Шляхта из младших родов — семь человек — то и дело ставила ружья и рогатины у крыльца и шла в охотничью комнату, куда еще с вечера поставили столы — закусывать. Возвращались оттуда красные, тугие на утреннем морозике, как помидоры. Пахло от них вином, свежим морозом, кожей и конским потом.

Переступали с ноги на ногу, скрипели белыми высокими войлоками, ходнями[140] и сапогами.

Фонари погасили, и снег стал лиловым. Появился отец. Синеглазый, смуглый, белозубый. Увидел Алеся и виновато прошептал:

— Такова уж наша судьба: соловья не кормят баснями, а женщин мудростью.

Он был очень огорчен за сына.

— Ну ничего. Даю тебе слово: всегда теперь будешь со мной.

Хлопнул сына по плечу и, пружиня, встряхнулся, как зверь. Нет, ничего не бренчало, все было подогнано как следует.

Пан Юрий был во всем белом. Белые кабти,[141] белые кожаные штаны, белая шуба, подбитая горностаем, белая, тоже горностаевая, шапка с заломленным верхом.

— А чтоб из вас дух, — сказал он внезапно. — Так вот, сам не проследи… Пиявки датские где?

— Вон стая, — кивнул Карп.

— Еще одну, — сказал пан Юрий.

Снял шапку. Рассыпались блестящие белокурые волосы.

— Жарко.

— Выпил, что ли? — спросил Раткевич.

— Что я, такой дурень, как у твоего отца дети? Просто жарко. Вот-вот весна.

— Узрел, — сказал Януш.

— Хлопцы, хватит жрать! А то как бы потом Андреева стояния не было, — пошутил пан Юрий. — Давайте собираться.

Повели на смычках собак. Звонко заржал в свежем утреннем воздухе конь.

— Быстрее, хлопцы, не терпится. Змитер! О, хитрая бестия Змитер! Но-но, Змей! Давай настоящего коня.

— Да… я… оно… думал… чтоб Змей… Хай бы ён…

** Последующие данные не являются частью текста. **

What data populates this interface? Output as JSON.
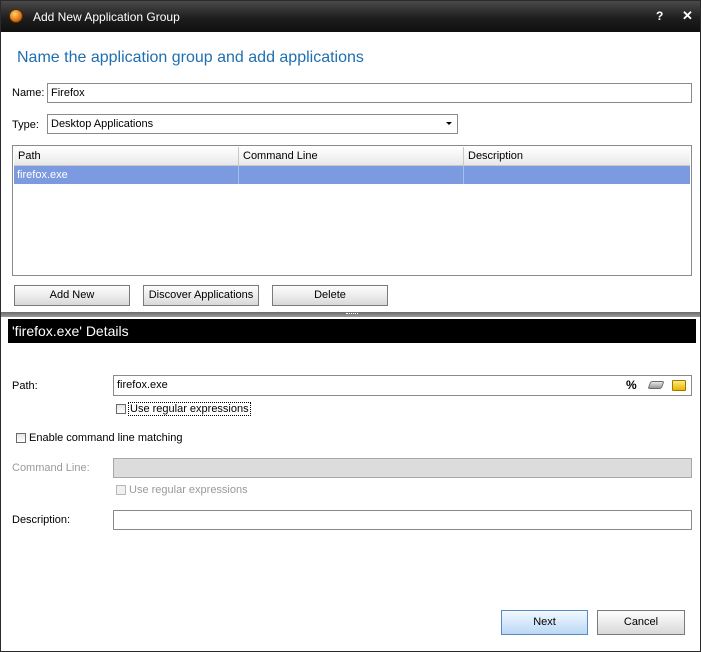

Синие хитрые глаза отца смеялись. Он скопировал Змитра:

— Хай бо ж но ён… гэна.

Вокруг захохотали.

— О то ж бо яно табе и е, — важно закончил отец.

От него так дышало здоровьем, силой и радостью. Движения сделались точными и ловкими, как прежде.

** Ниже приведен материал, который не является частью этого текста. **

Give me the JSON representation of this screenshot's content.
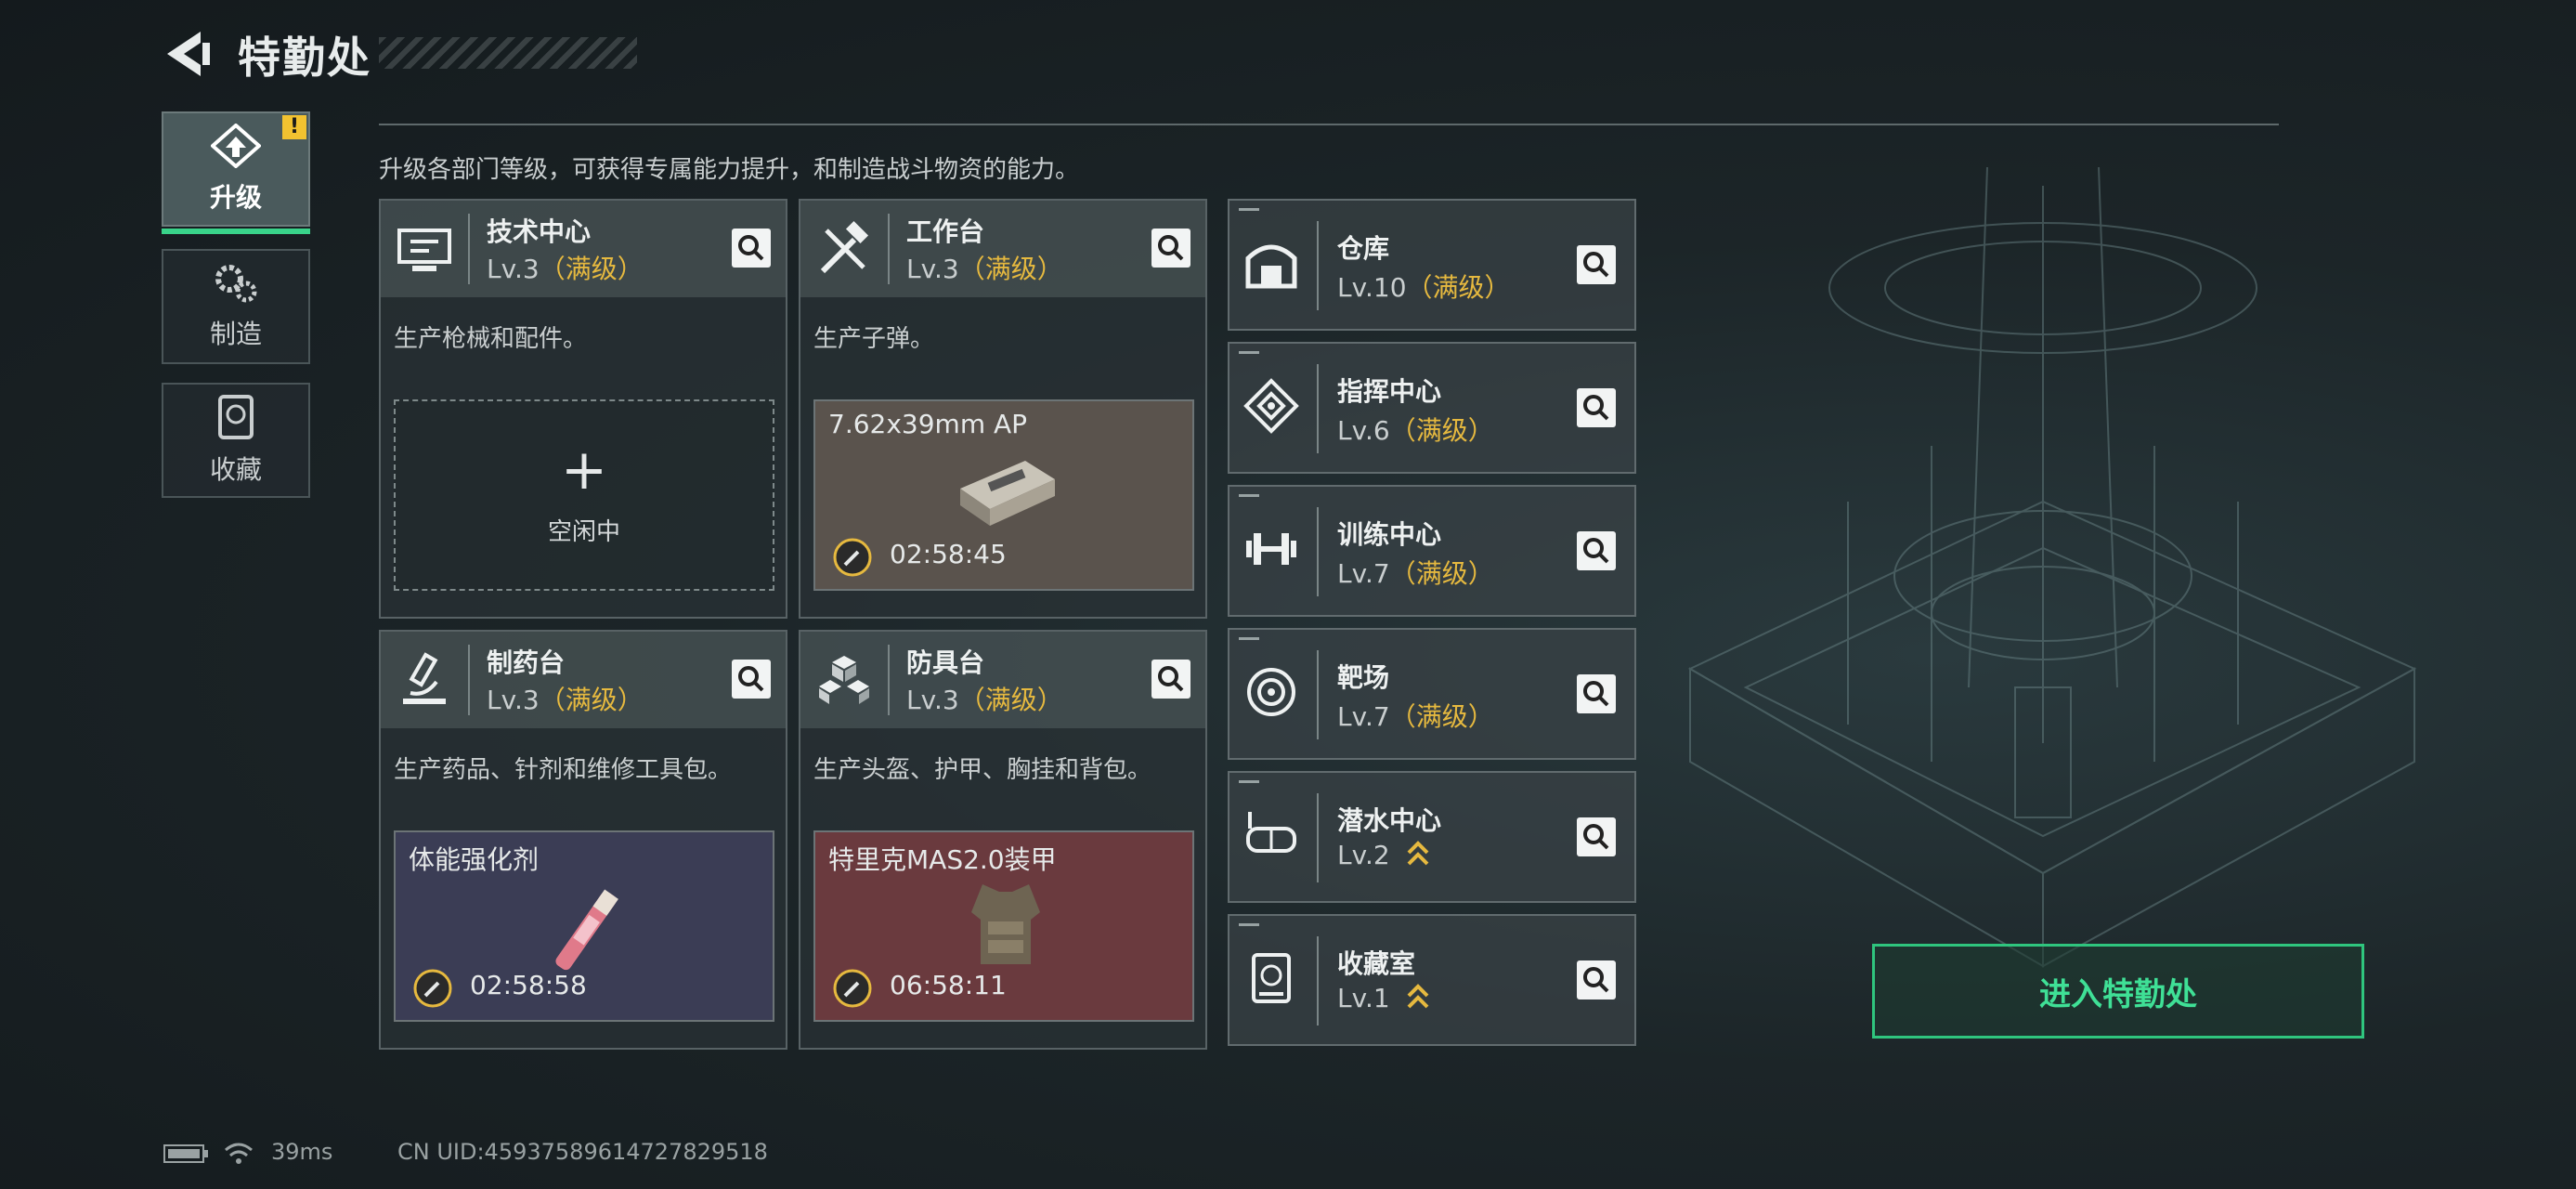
{
  "header": {
    "title": "特勤处",
    "back_icon": "back-arrow-icon"
  },
  "tabs": [
    {
      "label": "升级",
      "icon": "upgrade-icon",
      "active": true,
      "alert": "!"
    },
    {
      "label": "制造",
      "icon": "gears-icon",
      "active": false
    },
    {
      "label": "收藏",
      "icon": "collection-icon",
      "active": false
    }
  ],
  "description": "升级各部门等级，可获得专属能力提升，和制造战斗物资的能力。",
  "facilities": [
    {
      "name": "技术中心",
      "level": "Lv.3",
      "status": "（满级）",
      "desc": "生产枪械和配件。",
      "slot": {
        "idle_text": "空闲中",
        "plus": "+"
      }
    },
    {
      "name": "工作台",
      "level": "Lv.3",
      "status": "（满级）",
      "desc": "生产子弹。",
      "slot": {
        "item": "7.62x39mm AP",
        "timer": "02:58:45"
      }
    },
    {
      "name": "制药台",
      "level": "Lv.3",
      "status": "（满级）",
      "desc": "生产药品、针剂和维修工具包。",
      "slot": {
        "item": "体能强化剂",
        "timer": "02:58:58"
      }
    },
    {
      "name": "防具台",
      "level": "Lv.3",
      "status": "（满级）",
      "desc": "生产头盔、护甲、胸挂和背包。",
      "slot": {
        "item": "特里克MAS2.0装甲",
        "timer": "06:58:11"
      }
    }
  ],
  "side_facilities": [
    {
      "name": "仓库",
      "level": "Lv.10",
      "status": "（满级）"
    },
    {
      "name": "指挥中心",
      "level": "Lv.6",
      "status": "（满级）"
    },
    {
      "name": "训练中心",
      "level": "Lv.7",
      "status": "（满级）"
    },
    {
      "name": "靶场",
      "level": "Lv.7",
      "status": "（满级）"
    },
    {
      "name": "潜水中心",
      "level": "Lv.2",
      "status": ""
    },
    {
      "name": "收藏室",
      "level": "Lv.1",
      "status": ""
    }
  ],
  "enter_button": "进入特勤处",
  "status_bar": {
    "ping": "39ms",
    "uid": "CN UID:4593758961472782951​8"
  },
  "colors": {
    "accent": "#39d38a",
    "maxed": "#e6b93f",
    "alert": "#f2c230"
  }
}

Подвели белого жеребца. Пан Юрий легко взвился в высокое седло. Поискал ногой петлю и вставил в нее рукоять рогатины.

Теперь, с ружьем за плечами, с рогатиной, похожей на древнюю пику, загорщинский пан напоминал средневекового воина. Подобранный, ловкий, легкий в седле — залюбоваться можно.

— А кто это там требухой трясет? Известно кто — Раткевич. Своячок младшенького рода, чтоб уже дух из тебя, чтоб…

Подскакал к саням, в которых семеро из младших сидели спинами друг к другу.

— Что вы, на суд едете?

И полетел к воротам, исторгнув на скаку из рога морозную серебристую трель.

…Мимо него проезжали всадники, и конь горячился под ним. И холодный воздух был такой сладкий, что чуть не разрывал мощную грудь пана Юрия.

Увидев Алеся на крыльце, отец улыбнулся:

— Оставайся счастлива! Следующий — твой!

Цокот копыт. Ясные звуки рога. Снежная пыль.

Поляна лежала на пологом склоне, вся укрытая весенним уже, но все еще глубоким, по грудь, снегом. Вокруг стояли заснеженные деревья пущи, грезили, вознося головы в неяркое небо. Ночью еще подвалил снег, засыпал все следы и муравейники, но соки[142] говорили, что медведь не покидал протоптанного их лыжами круга. Круг был что-то сажней триста в радиусе.

Зверь, свалив очередного коня, спал уже вторые сутки.

Прямо перед собой, в далеком конце поляны, пан Юрий видел выворотень огромной ели.

Ель свалило давно, под ней успел вырасти кустик крушины. И как раз рядом с этим кустиком был лаз в берлогу и сбоку небольшое отверстие для дыхания: на верхушке кустика цвела изморозь.

Поляна не была ровной и чистой. На ней росли три или четыре семенника, а под ними были то ли сугробы, то ли заснеженные муравейники. Удивляться, что берлога на таком открытом месте, не приходилось: глушь и дебри вокруг были страшные — глаз выколешь, да и болота летом не позволяли пройти сюда.